- Directed by: Henri-Georges Clouzot
- Written by: Henri-Georges Clouzot Jean Ferry José-André Lacour
- Starring: Serge Reggiani Romy Schneider
- Cinematography: Andréas Winding
- Release date: 1964;
- Country: France
- Language: French

= Henri-Georges Clouzot's Inferno =

Henri-Georges Clouzot's Inferno (French title: L'Enfer d'Henri-Georges Clouzot) is a film directed, written and produced by Henri-Georges Clouzot, cinematography by Andréas Winding and Armand Thirard, which remained unfinished in 1964. It was presented in 2009 as a full-length semi-documentary by Serge Bromberg.

==History==
The film depicts the extreme jealousy of a hotelier, Marcel (Serge Reggiani, then 42 years old), towards his wife, Odette (Romy Schneider, then 26 years old). It was shot partly in black-and-white, partly in colour. Clouzot selected the title as an allusion to Dante's Inferno, and the names Odette and Marcel refer to characters in Marcel Proust's novel À la recherche du temps perdu.

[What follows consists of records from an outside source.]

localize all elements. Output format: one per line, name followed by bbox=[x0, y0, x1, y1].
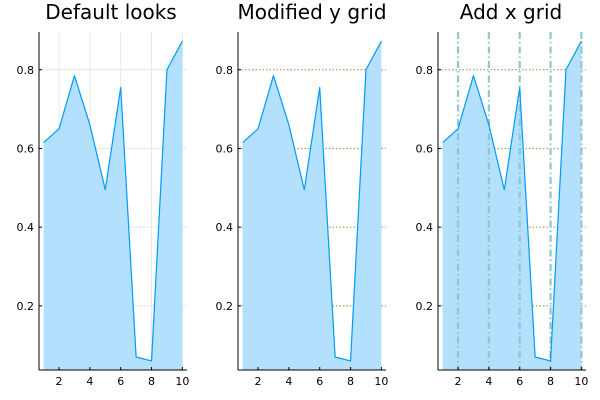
y-tick-label: 0.4 bbox=[416, 221, 434, 234]
area-fill bbox=[43, 41, 183, 371]
x-tick-label: 4 bbox=[485, 375, 492, 388]
area-fill bbox=[242, 41, 382, 371]
series-line bbox=[43, 40, 183, 362]
y-tick-label: 0.8 bbox=[216, 64, 234, 77]
x-tick-label: 2 bbox=[455, 375, 462, 388]
y-tick-label: 0.8 bbox=[17, 64, 35, 77]
y-tick-label: 0.8 bbox=[416, 64, 434, 77]
x-tick-label: 6 bbox=[516, 375, 523, 388]
x-tick-label: 10 bbox=[175, 375, 189, 388]
x-tick-label: 8 bbox=[148, 375, 155, 388]
x-tick-label: 4 bbox=[86, 375, 93, 388]
x-tick-label: 6 bbox=[316, 375, 323, 388]
subplot-3: 0.2 0.4 0.6 0.8 2 4 6 8 10 Add x grid bbox=[416, 0, 589, 388]
x-tick-label: 10 bbox=[574, 375, 588, 388]
chart-title: Add x grid bbox=[460, 0, 562, 24]
y-tick-label: 0.6 bbox=[17, 142, 35, 155]
series-line bbox=[442, 40, 582, 362]
area-fill bbox=[442, 41, 582, 371]
x-tick-label: 2 bbox=[255, 375, 262, 388]
x-tick-label: 2 bbox=[56, 375, 63, 388]
subplot-1: 0.2 0.4 0.6 0.8 2 4 6 8 10 Default looks bbox=[17, 0, 190, 388]
series-line bbox=[242, 40, 382, 362]
x-tick-label: 8 bbox=[347, 375, 354, 388]
subplot-2: 0.2 0.4 0.6 0.8 2 4 6 8 10 Modified y grid bbox=[216, 0, 389, 388]
x-tick-label: 10 bbox=[374, 375, 388, 388]
y-tick-label: 0.6 bbox=[416, 142, 434, 155]
x-tick-label: 8 bbox=[547, 375, 554, 388]
y-tick-label: 0.2 bbox=[416, 300, 434, 313]
y-tick-label: 0.4 bbox=[17, 221, 35, 234]
chart-title: Default looks bbox=[45, 0, 176, 24]
y-tick-label: 0.4 bbox=[216, 221, 234, 234]
y-tick-label: 0.6 bbox=[216, 142, 234, 155]
x-tick-label: 4 bbox=[285, 375, 292, 388]
y-tick-label: 0.2 bbox=[216, 300, 234, 313]
chart-title: Modified y grid bbox=[237, 0, 386, 24]
y-tick-label: 0.2 bbox=[17, 300, 35, 313]
x-tick-label: 6 bbox=[117, 375, 124, 388]
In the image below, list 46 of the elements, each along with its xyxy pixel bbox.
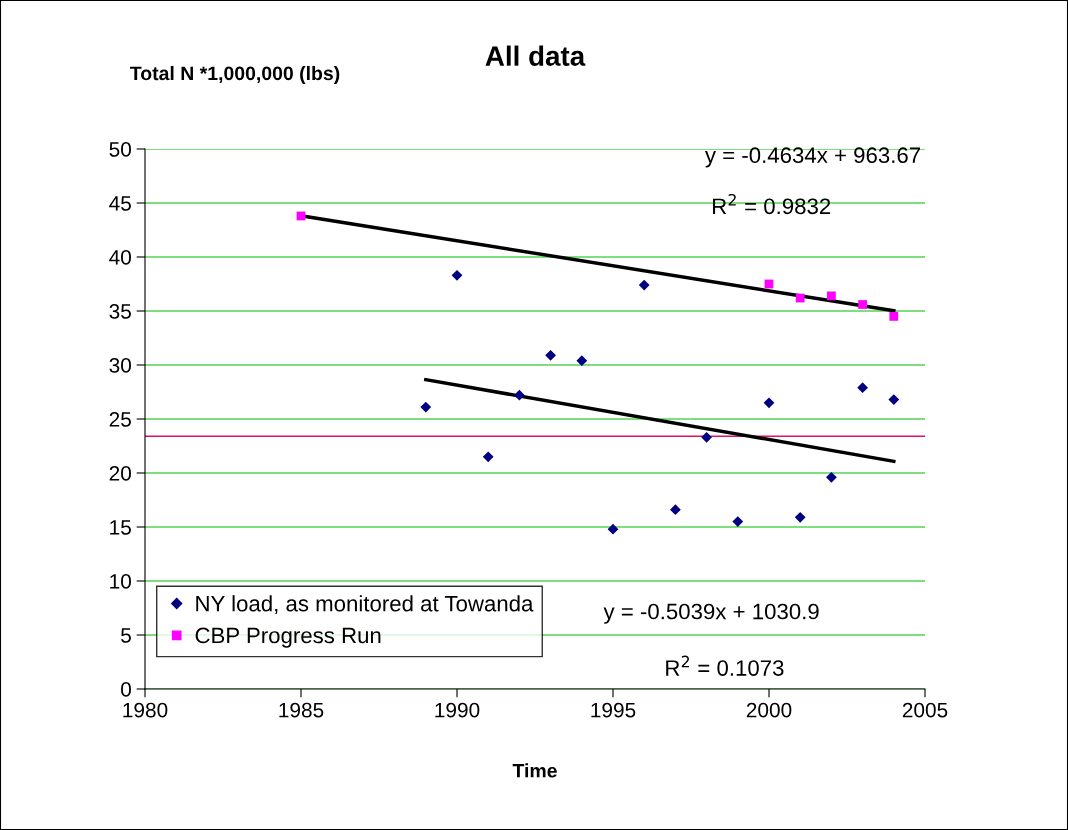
- y-tick-label: 10: [110, 574, 131, 589]
- y-tick-label: 35: [109, 304, 131, 319]
- y-tick-label: 5: [121, 628, 131, 643]
- y-tick-label: 15: [110, 520, 131, 535]
- x-tick-label: 2000: [746, 702, 792, 718]
- x-tick-label: 2005: [902, 702, 948, 718]
- x-axis-title: Time: [512, 763, 557, 778]
- point: [482, 451, 494, 463]
- y-tick-label: 0: [121, 682, 131, 697]
- chart-title: All data: [485, 45, 586, 66]
- point: [763, 397, 775, 409]
- point: [889, 312, 899, 321]
- annotation: R$^{2}$ = 0.1073: [666, 655, 784, 676]
- point: [607, 523, 619, 535]
- y-tick-label: 40: [109, 250, 131, 265]
- x-tick-label: 1990: [435, 702, 480, 718]
- point: [420, 401, 432, 413]
- legend-label: NY load, as monitored at Towanda: [196, 595, 534, 615]
- y-tick-label: 25: [109, 412, 131, 427]
- annotation: R$^{2}$ = 0.9832: [713, 193, 831, 215]
- point: [826, 471, 837, 483]
- point: [857, 382, 868, 394]
- x-tick-label: 1995: [591, 702, 636, 718]
- point: [545, 349, 556, 361]
- x-tick-label: 1985: [279, 702, 324, 718]
- point: [576, 355, 588, 367]
- annotation: y = -0.4634x + 963.67: [704, 147, 920, 168]
- point: [858, 300, 867, 309]
- point: [638, 279, 650, 291]
- point: [514, 389, 525, 401]
- annotation: y = -0.5039x + 1030.9: [603, 603, 819, 624]
- point: [732, 516, 744, 527]
- point: [794, 511, 806, 523]
- y-tick-label: 50: [109, 142, 131, 157]
- point: [451, 269, 463, 281]
- x-tick-label: 1980: [123, 702, 168, 718]
- legend-label: CBP Progress Run: [195, 627, 381, 648]
- y-axis-title: Total N *1,000,000 (lbs): [130, 65, 340, 85]
- point: [827, 291, 836, 301]
- point: [888, 394, 900, 405]
- point: [701, 431, 712, 443]
- y-tick-label: 30: [109, 358, 131, 373]
- y-tick-label: 45: [109, 196, 131, 211]
- point: [795, 293, 805, 303]
- point: [670, 504, 681, 516]
- y-tick-label: 20: [109, 466, 131, 481]
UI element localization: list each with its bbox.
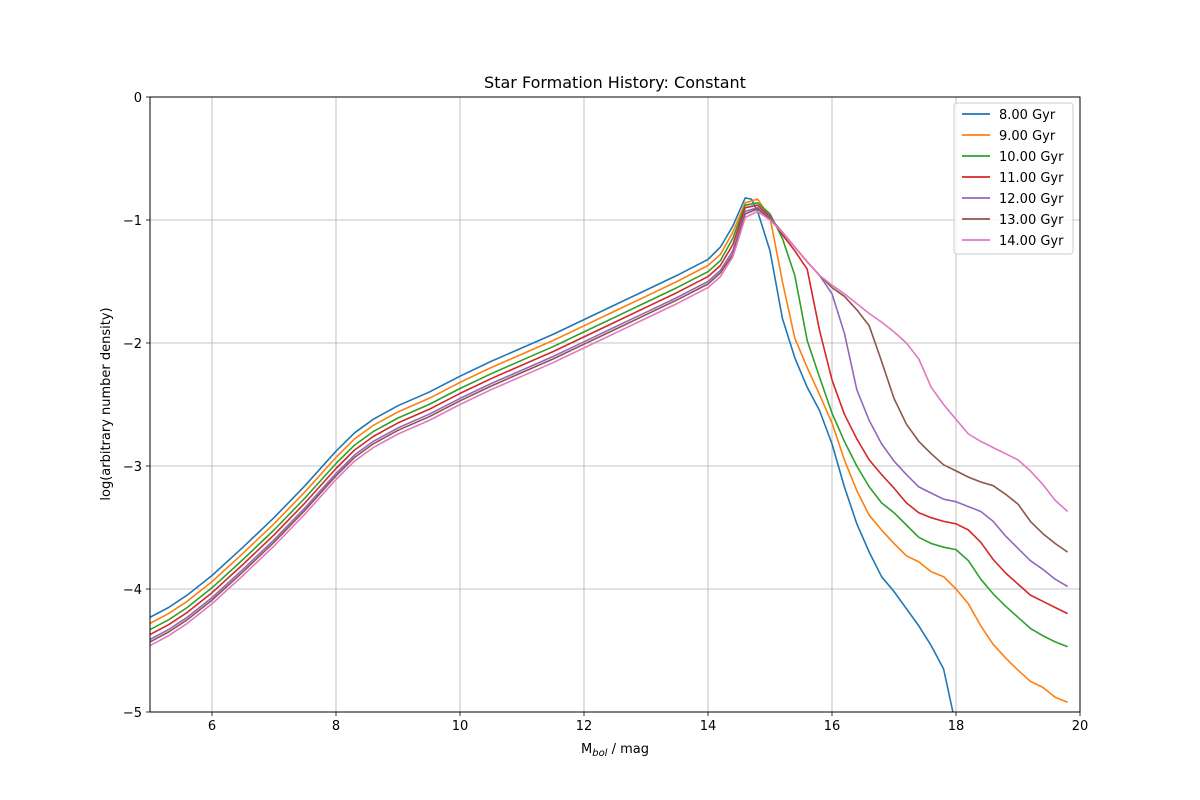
x-axis-label-main: M xyxy=(581,742,592,757)
y-tick-label: −1 xyxy=(123,214,142,229)
legend-label: 13.00 Gyr xyxy=(999,213,1064,228)
x-tick-label: 20 xyxy=(1072,719,1089,734)
x-tick-label: 6 xyxy=(208,719,216,734)
legend: 8.00 Gyr 9.00 Gyr 10.00 Gyr 11.00 Gyr 12.00 … xyxy=(953,102,1074,255)
legend-label: 14.00 Gyr xyxy=(999,234,1064,249)
x-axis-label-unit: / mag xyxy=(607,742,649,757)
y-axis-ticks: −5 −4 −3 −2 −1 0 xyxy=(123,91,150,721)
y-tick-label: −2 xyxy=(123,337,142,352)
legend-label: 11.00 Gyr xyxy=(999,171,1064,186)
x-axis-label-subscript: bol xyxy=(592,748,607,759)
legend-box xyxy=(953,102,1074,255)
plot-frame xyxy=(149,96,1081,713)
x-tick-label: 8 xyxy=(332,719,340,734)
x-tick-label: 14 xyxy=(700,719,717,734)
series-line xyxy=(150,206,1069,641)
x-axis-label: Mbol / mag xyxy=(581,742,649,759)
legend-label: 12.00 Gyr xyxy=(999,192,1064,207)
y-tick-label: −3 xyxy=(123,460,142,475)
y-axis-label: log(arbitrary number density) xyxy=(99,307,114,500)
legend-label: 9.00 Gyr xyxy=(999,129,1056,144)
x-tick-label: 16 xyxy=(824,719,841,734)
series-line xyxy=(150,208,1069,643)
series-lines xyxy=(150,197,1069,712)
series-line xyxy=(150,197,954,712)
series-line xyxy=(150,204,1068,636)
x-tick-label: 12 xyxy=(576,719,593,734)
series-line xyxy=(150,202,1068,648)
y-tick-label: 0 xyxy=(134,91,142,106)
x-axis-ticks: 6 8 10 12 14 16 18 20 xyxy=(208,712,1088,734)
x-tick-label: 10 xyxy=(452,719,469,734)
x-tick-label: 18 xyxy=(948,719,965,734)
legend-label: 8.00 Gyr xyxy=(999,108,1056,123)
y-tick-label: −5 xyxy=(123,706,142,721)
legend-label: 10.00 Gyr xyxy=(999,150,1064,165)
chart-title: Star Formation History: Constant xyxy=(484,73,746,92)
y-tick-label: −4 xyxy=(123,583,142,598)
series-line xyxy=(150,210,1069,647)
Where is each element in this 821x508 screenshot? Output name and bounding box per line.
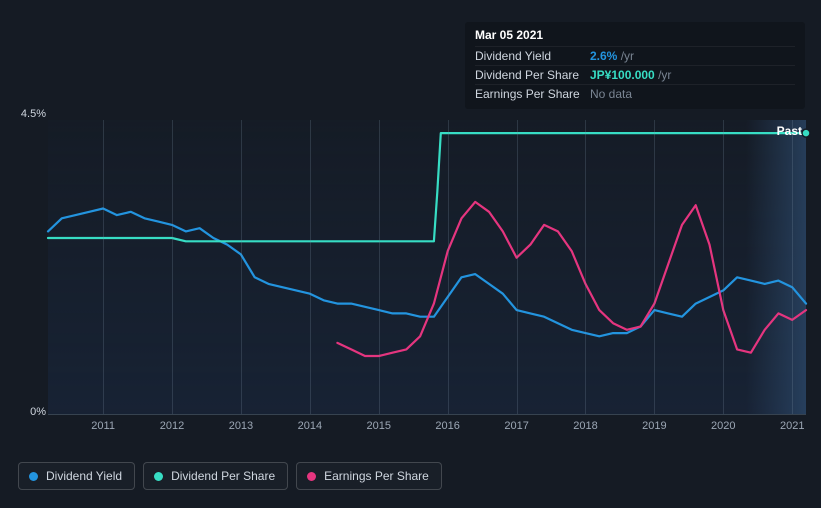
gridline xyxy=(172,120,173,414)
x-tick: 2021 xyxy=(780,420,804,432)
tooltip-date: Mar 05 2021 xyxy=(475,28,795,46)
past-label: Past xyxy=(777,124,802,138)
chart: 4.5% 0% Past 201120122013201420152016201… xyxy=(18,100,808,440)
tooltip-row: Earnings Per ShareNo data xyxy=(475,84,795,103)
y-axis-min: 0% xyxy=(18,406,46,418)
tooltip-row-label: Dividend Per Share xyxy=(475,68,590,82)
legend-dot-icon xyxy=(29,472,38,481)
tooltip-row-label: Dividend Yield xyxy=(475,49,590,63)
x-tick: 2011 xyxy=(91,420,115,432)
y-axis-max: 4.5% xyxy=(18,108,46,120)
legend: Dividend Yield Dividend Per Share Earnings… xyxy=(18,462,442,490)
legend-item-earnings-per-share[interactable]: Earnings Per Share xyxy=(296,462,442,490)
x-tick: 2015 xyxy=(367,420,391,432)
gridline xyxy=(103,120,104,414)
legend-item-label: Earnings Per Share xyxy=(324,469,429,483)
tooltip: Mar 05 2021 Dividend Yield2.6% /yrDivide… xyxy=(465,22,805,109)
tooltip-row-label: Earnings Per Share xyxy=(475,87,590,101)
legend-dot-icon xyxy=(154,472,163,481)
legend-dot-icon xyxy=(307,472,316,481)
series-svg xyxy=(48,120,806,415)
x-tick: 2018 xyxy=(573,420,597,432)
x-tick: 2014 xyxy=(298,420,322,432)
x-tick: 2012 xyxy=(160,420,184,432)
gridline xyxy=(517,120,518,414)
gridline xyxy=(585,120,586,414)
x-tick: 2020 xyxy=(711,420,735,432)
series-dividend-per-share[interactable] xyxy=(48,133,806,241)
gridline xyxy=(792,120,793,414)
tooltip-row: Dividend Yield2.6% /yr xyxy=(475,46,795,65)
gridline xyxy=(448,120,449,414)
gridline xyxy=(241,120,242,414)
gridline xyxy=(654,120,655,414)
tooltip-row-value: 2.6% /yr xyxy=(590,49,634,63)
legend-item-dividend-per-share[interactable]: Dividend Per Share xyxy=(143,462,288,490)
x-tick: 2017 xyxy=(504,420,528,432)
gridline xyxy=(723,120,724,414)
plot-area[interactable] xyxy=(48,120,806,415)
x-tick: 2016 xyxy=(435,420,459,432)
gridline xyxy=(379,120,380,414)
tooltip-row-value: No data xyxy=(590,87,632,101)
tooltip-row-value: JP¥100.000 /yr xyxy=(590,68,671,82)
legend-item-dividend-yield[interactable]: Dividend Yield xyxy=(18,462,135,490)
gridline xyxy=(310,120,311,414)
series-end-dot-dividend-per-share xyxy=(802,129,810,137)
x-tick: 2019 xyxy=(642,420,666,432)
legend-item-label: Dividend Yield xyxy=(46,469,122,483)
tooltip-row: Dividend Per ShareJP¥100.000 /yr xyxy=(475,65,795,84)
x-axis: 2011 2012 2013 2014 2015 2016 2017 2018 2019 2020… xyxy=(48,420,806,440)
x-tick: 2013 xyxy=(229,420,253,432)
legend-item-label: Dividend Per Share xyxy=(171,469,275,483)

Despite an unlimited budget from Columbia Pictures—Clouzot worked with three crews and 150 technicians—the shooting was beset by severe problems: everyone suffered from the record heat during July in the Cantal region; the main actor Serge Reggiani claimed to be ill (Jean-Louis Trintignant was asked to replace him); the artificial lake below the Garabit viaduct, an important part of the location, was about to be emptied by the local authorities; then Clouzot suffered a heart attack and was hospitalised in Saint-Flour. After three weeks, the film was abandoned.

==Cast==

- Romy Schneider, Odette
- Serge Reggiani, Marcel
- Dany Carrel, Marylou
- Jean-Claude Bercq, Martineau
- Catherine Allégret, Yvette
- Blanchette Brunoy, Clotilde
- Mario David, Julien

==Other versions==
In 1994, Claude Chabrol used the screenplay by Clouzot to make his film L'Enfer.

In 2009, Serge Bromberg and Ruxandra Medrea released a 94-minute documentary with material selected from 15 hours (185 reels) of found scenes under the name L'Enfer d'Henri-Georges Clouzot. Bromberg was caught for two hours in a stalled elevator with a woman who turned out to be Clouzot's second wife, Inès de Gonzalez. Upon learning the identity of the woman and of the existence of the footage, Bromberg convinced her to release it to make his film. The documentary includes interviews with nine cast and crew members, notably Catherine Allégret, the production assistant from 1964, Costa Gavras, and the assistant cinematographer William Lubtchansky. Bromberg used the actors Bérénice Bejo and Jacques Gamblin to shoot some scenes where dialogue had to be delivered; the found material, which included some 30 hours of soundtrack, didn't contain suitable material.

The film was shown out-of-competition at the 2009 Cannes Film Festival, at the 2009 Toronto International Film Festival, and film festivals in New York, Vancouver, London and Rotterdam; it was nationally released in France on 11 November 2009. In 2010 it received the César Award for Best Documentary.

L'Enfer by Nicolas Badout is a comic-book adaptation of the film, published by Éditions Sarbacane in 2025.

==Visual effects==
The film features several innovative and practical lighting techniques. Most notably in the psychedelic climax of the film, rotating lighting rigs were placed in-front of the camera and actors. The final effect created the illusion of the actors' faces transitioning between emotions, and personalities. They would also slowly change their emotions intensifying the effect when synced to each rotation.